Partial Integration; Diversified Feedstock
HMC has partially moved towards upstream production via its PDH plant, supplying feedstock for about 40% of its PP production. The remaining propylene feedstock is secured under long-term contracts with PTTGC, Rayong Olefins Company Limited (in which HMC holds a 14.3% stake) and a local refinery. HMC has from time to time imported propylene to manage supply risk.

Feedstock Pricing Reduces Volatility
HMC procures propane, which is available domestically, from PTT Public Company Limited (BBB+/Stable), PTTGC's parent, under a gas-supply agreement based on a net-back pricing scheme linking gas feedstock prices with PP prices.

Leverage to Increase
Fitch expects HMC's FFO net leverage to increase substantially to about 4.5x-5.5x in 2020-2021, from 2.5x in 2019, due to the construction of the new PP line with production capacity of 250,000 tonnes per annum. The project will cost about USD300 million, or THB9.4 billion, which will be spent mostly in 2020-2021. Fitch expects HMC's financial leverage to decrease to about 3.2x in 2022 and 2.5x in 2023, when the PP line 4 is fully operational.

Cyclicality and Limited Diversification
HMC's credit profile is tempered by its limited product diversification and the inherent cyclicality of the industry. The company's earnings and cash flow are affected significantly by volatile petrochemical prices and margins, and demand-supply dynamics.

Linkage with PTTGC
We assess linkages between HMC and PTTGC to be moderate.
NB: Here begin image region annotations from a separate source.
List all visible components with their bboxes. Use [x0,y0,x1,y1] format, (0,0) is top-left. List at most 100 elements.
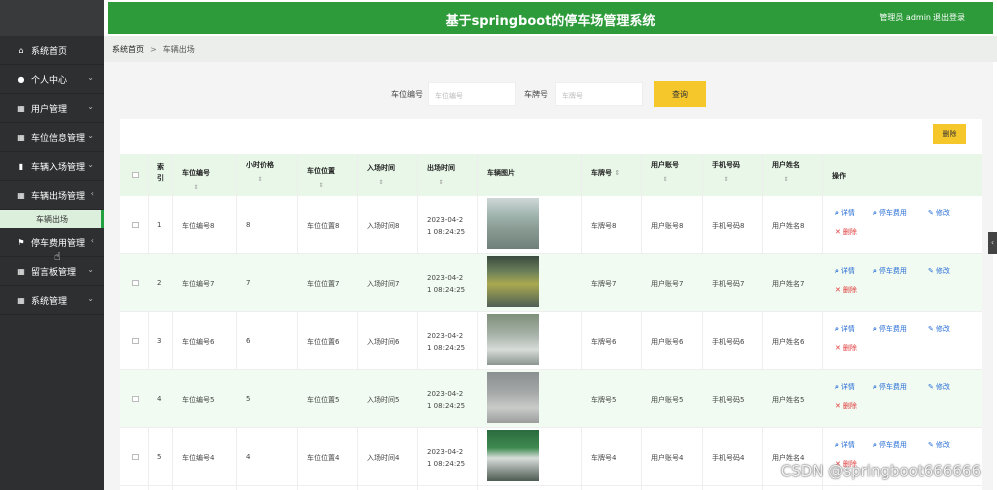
column-header-image[interactable]: 车辆图片 [487,168,515,178]
delete-link[interactable]: ✕ 删除 [835,401,857,411]
sidebar-item-spots[interactable]: ▦ 车位信息管理 ⌄ [0,123,104,152]
select-all-checkbox[interactable] [132,172,139,178]
out-time-line2: 1 08:24:25 [427,402,466,410]
chevron-up-icon: ‹ [90,189,94,198]
edit-link[interactable]: ✎ 修改 [928,208,950,218]
breadcrumb-home[interactable]: 系统首页 [112,44,144,55]
search-button[interactable]: 查询 [654,81,706,107]
sidebar-item-profile[interactable]: ● 个人中心 ⌄ [0,65,104,94]
cell-out-time: 2023-04-2 1 08:24:25 [427,214,471,238]
fee-link[interactable]: ⌕ 停车费用 [873,440,907,450]
search-icon: ⌕ [835,383,839,391]
fee-link[interactable]: ⌕ 停车费用 [873,382,907,392]
sidebar-item-entry[interactable]: ▮ 车辆入场管理 ⌄ [0,152,104,181]
cell-account: 用户账号4 [651,454,684,462]
fee-link[interactable]: ⌕ 停车费用 [873,266,907,276]
edit-link[interactable]: ✎ 修改 [928,266,950,276]
column-header-phone[interactable]: 手机号码 ⇕ [712,160,740,183]
edit-label: 修改 [935,267,950,275]
sort-icon: ⇕ [193,184,199,191]
row-checkbox[interactable] [132,454,139,460]
row-checkbox[interactable] [132,280,139,286]
detail-link[interactable]: ⌕ 详情 [835,324,855,334]
detail-link[interactable]: ⌕ 详情 [835,266,855,276]
cell-account: 用户账号7 [651,280,684,288]
sidebar: ⌂ 系统首页 ● 个人中心 ⌄ ▦ 用户管理 ⌄ ▦ 车位信息管理 ⌄ ▮ 车辆… [0,0,104,490]
fee-link[interactable]: ⌕ 停车费用 [873,324,907,334]
out-time-line2: 1 08:24:25 [427,228,466,236]
table-body: 1 车位编号8 8 车位位置8 入场时间8 2023-04-2 1 08:24:… [120,196,982,486]
batch-delete-button[interactable]: 删除 [933,124,966,144]
sidebar-item-label: 车辆入场管理 [31,162,86,173]
row-checkbox[interactable] [132,222,139,228]
edit-link[interactable]: ✎ 修改 [928,324,950,334]
cell-index: 5 [157,453,162,461]
column-header-price[interactable]: 小时价格 ⇕ [246,160,274,183]
sidebar-item-label: 系统首页 [31,46,68,57]
cell-location: 车位位置6 [307,338,340,346]
edit-icon: ✎ [928,383,934,391]
sidebar-item-exit[interactable]: ▦ 车辆出场管理 ‹ [0,181,104,210]
vehicle-image[interactable] [487,430,539,481]
delete-link[interactable]: ✕ 删除 [835,285,857,295]
column-header-location[interactable]: 车位位置 ⇕ [307,166,335,189]
home-icon: ⌂ [18,45,24,55]
delete-label: 删除 [842,344,857,352]
cell-spot: 车位编号4 [182,454,215,462]
sidebar-item-label: 留言板管理 [31,267,77,278]
detail-link[interactable]: ⌕ 详情 [835,382,855,392]
column-header-out-time[interactable]: 出场时间 ⇕ [427,163,455,186]
column-header-index[interactable]: 索 引 [157,162,164,184]
cell-phone: 手机号码7 [712,280,745,288]
sidebar-item-label: 个人中心 [31,75,68,86]
edit-link[interactable]: ✎ 修改 [928,440,950,450]
sidebar-item-messages[interactable]: ▦ 留言板管理 ⌄ [0,257,104,286]
column-header-account[interactable]: 用户账号 ⇕ [651,160,679,183]
column-header-plate[interactable]: 车牌号 ⇕ [591,168,620,178]
search-icon: ⌕ [835,209,839,217]
chevron-down-icon: ⌄ [87,102,94,111]
fee-link[interactable]: ⌕ 停车费用 [873,208,907,218]
grid-icon: ▦ [17,190,25,200]
row-checkbox[interactable] [132,396,139,402]
cell-plate: 车牌号4 [591,454,617,462]
collapse-toggle-icon[interactable]: ‹ [988,232,997,254]
detail-link[interactable]: ⌕ 详情 [835,208,855,218]
vehicle-image[interactable] [487,314,539,365]
delete-link[interactable]: ✕ 删除 [835,343,857,353]
delete-link[interactable]: ✕ 删除 [835,227,857,237]
cell-plate: 车牌号8 [591,222,617,230]
vehicle-image[interactable] [487,256,539,307]
column-header-spot[interactable]: 车位编号 ⇕ [182,168,210,191]
column-header-name[interactable]: 用户姓名 ⇕ [772,160,800,183]
sidebar-item-fees[interactable]: ⚑ 停车费用管理 ‹ [0,228,104,257]
sidebar-item-users[interactable]: ▦ 用户管理 ⌄ [0,94,104,123]
detail-link[interactable]: ⌕ 详情 [835,440,855,450]
sidebar-subitem-exit[interactable]: 车辆出场 [0,210,104,228]
sidebar-item-system[interactable]: ▦ 系统管理 ⌄ [0,286,104,315]
cell-price: 4 [246,453,251,461]
spot-number-input[interactable]: 车位编号 [428,82,516,106]
out-time-line2: 1 08:24:25 [427,344,466,352]
search-icon: ⌕ [873,209,877,217]
cell-index: 4 [157,395,162,403]
cell-plate: 车牌号6 [591,338,617,346]
vehicle-image[interactable] [487,372,539,423]
flag-icon: ⚑ [17,237,25,247]
detail-label: 详情 [840,383,855,391]
cell-spot: 车位编号7 [182,280,215,288]
plate-number-input[interactable]: 车牌号 [555,82,643,106]
out-time-line1: 2023-04-2 [427,274,464,282]
logout-link[interactable]: 退出登录 [933,12,965,23]
search-icon: ⌕ [835,267,839,275]
sort-icon: ⇕ [783,176,789,183]
column-header-in-time[interactable]: 入场时间 ⇕ [367,163,395,186]
vehicle-image[interactable] [487,198,539,249]
cell-location: 车位位置7 [307,280,340,288]
edit-link[interactable]: ✎ 修改 [928,382,950,392]
grid-icon: ▦ [17,132,25,142]
cell-out-time: 2023-04-2 1 08:24:25 [427,446,471,470]
edit-icon: ✎ [928,209,934,217]
row-checkbox[interactable] [132,338,139,344]
sidebar-item-home[interactable]: ⌂ 系统首页 [0,36,104,65]
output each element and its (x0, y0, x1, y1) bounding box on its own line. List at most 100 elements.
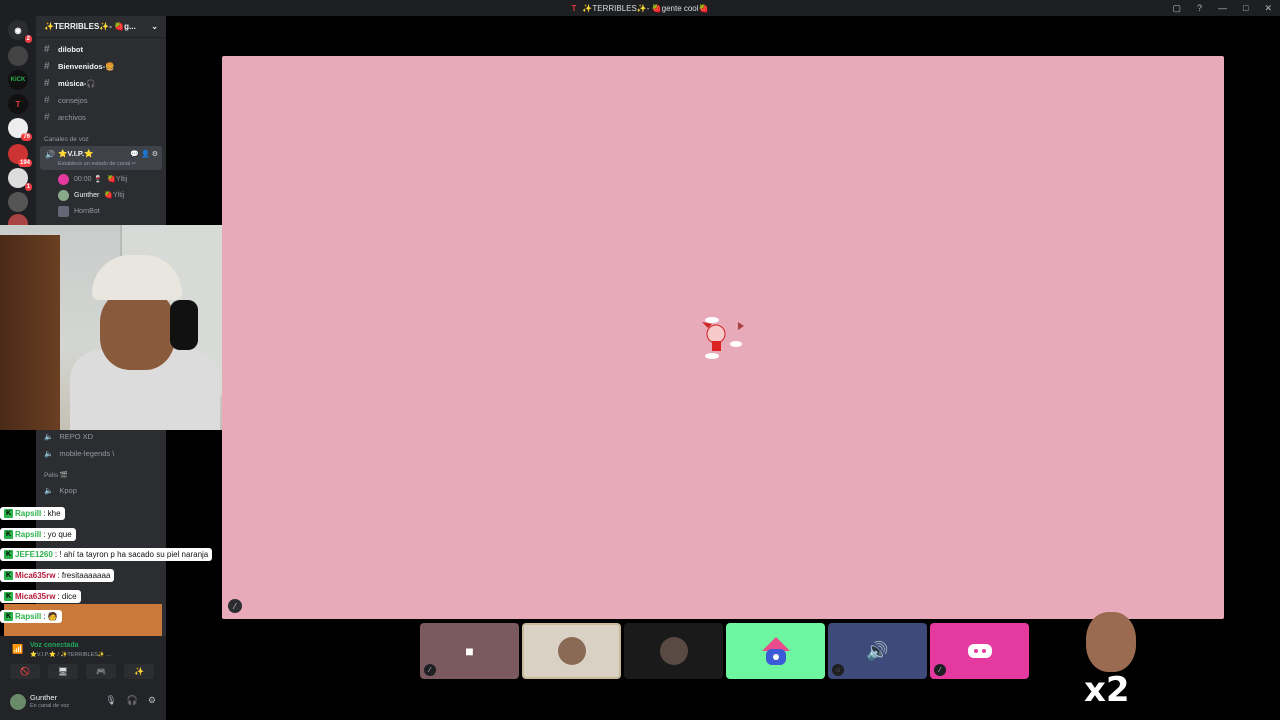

HMC is a propylene off-taker of PTTGC, which considers HMC as its key vehicle in the PP business. HMC has a non-compete arrangement with PTTGC for petrochemical products, reflecting their strategic linkages. PTTGC and LyondellBasell appoint the majority of HMC's directors and some key management personnel. Fitch believes PTTGC is likely to provide extraordinary support to HMC, if needed, without any constraints.